The trailing stop is a feature attached to stop-loss orders, where the stop (safety net) position is automatically moved to the trader’s advantage as the market moves to their advantage.
Mechanics of the trailing stop
The easiest way to understand trailing stops is usually with a few examples.
Trailing-Stop On New Positions
Suppose a trader buys EURUSD at 1.2500, setting their stop one-hundred pips below at 1.2400 along with a 50 pip trailing stop. The trail will be benchmarked from the moment the trailing stop is set at 50 pips. If the market moves up 50 pips the stop will move up 50 pips – from 1.2400 to 1.2450. The trailing stop will continue to move up in those 50 pip increments.

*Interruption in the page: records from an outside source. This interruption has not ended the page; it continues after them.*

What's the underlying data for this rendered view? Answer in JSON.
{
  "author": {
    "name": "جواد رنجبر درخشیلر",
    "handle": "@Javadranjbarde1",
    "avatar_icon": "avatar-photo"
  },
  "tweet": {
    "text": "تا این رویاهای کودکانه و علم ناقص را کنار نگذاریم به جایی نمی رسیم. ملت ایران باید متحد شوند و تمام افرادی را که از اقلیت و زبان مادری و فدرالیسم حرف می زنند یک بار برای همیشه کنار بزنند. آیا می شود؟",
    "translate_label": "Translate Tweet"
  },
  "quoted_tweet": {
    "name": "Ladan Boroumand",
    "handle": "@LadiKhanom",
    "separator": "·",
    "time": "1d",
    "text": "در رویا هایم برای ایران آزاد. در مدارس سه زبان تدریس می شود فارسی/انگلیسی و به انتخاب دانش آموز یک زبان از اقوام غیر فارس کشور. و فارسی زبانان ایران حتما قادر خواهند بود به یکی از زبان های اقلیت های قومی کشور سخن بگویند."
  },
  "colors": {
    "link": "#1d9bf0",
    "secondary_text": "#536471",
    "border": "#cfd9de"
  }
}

Trailing-Stops On Existing Positions
Often traders find tailing stops confusing as they change them while a position is open. How do t-stops work when they are set or reset mid-trade? The t-stop works just the same as with the new order example above. Suppose a trader changes their stop to 1.2400 with a trailing stop of 50 pips. The trail is benchmarked from the moment the trail is confirmed. Should the market move 50 pips to the trader’s advantage, then the stop will automatically move 50 pips to the trader’s advantage. And the trailing stop will continue to move up in those 50 pip increments.
Tracking Trailing Stops
Often to make tracking the progress of t-stops easy, brokers will provide a ‘countdown’ field that tells you how many pips the market needs to move to your advantage until the stop trails.
Basic Tenets of the Trailing Stop
The first and most basic rule of thumb to follow with trailing stops is in setting the stop and trail such that regular market noise does not execute it before the market moves to your advantage.
For example if the market oscillates in fifty pip bands before continuing the desired trend, very easily a 5-pip-trailing with a close stop-loss will drag the protective stop into that market noise and close the position out before it is ever able to latch onto the desired trend.
One Pip Trailing Stops
Some market makers offer t-stops with minimum trail values of 30 pips, 10 pips or even down to 1 pip, depending on individual policies. This minimum value is the smallest amount a trader can set the trail to. In the examples above we set the trail to 50 pips, some brokers allow minimum trails as little as 1 pip – here the stop-loss is moved to one’s advantage single pip by single pip, usually done at the expense of quality, or the risk of premature execution.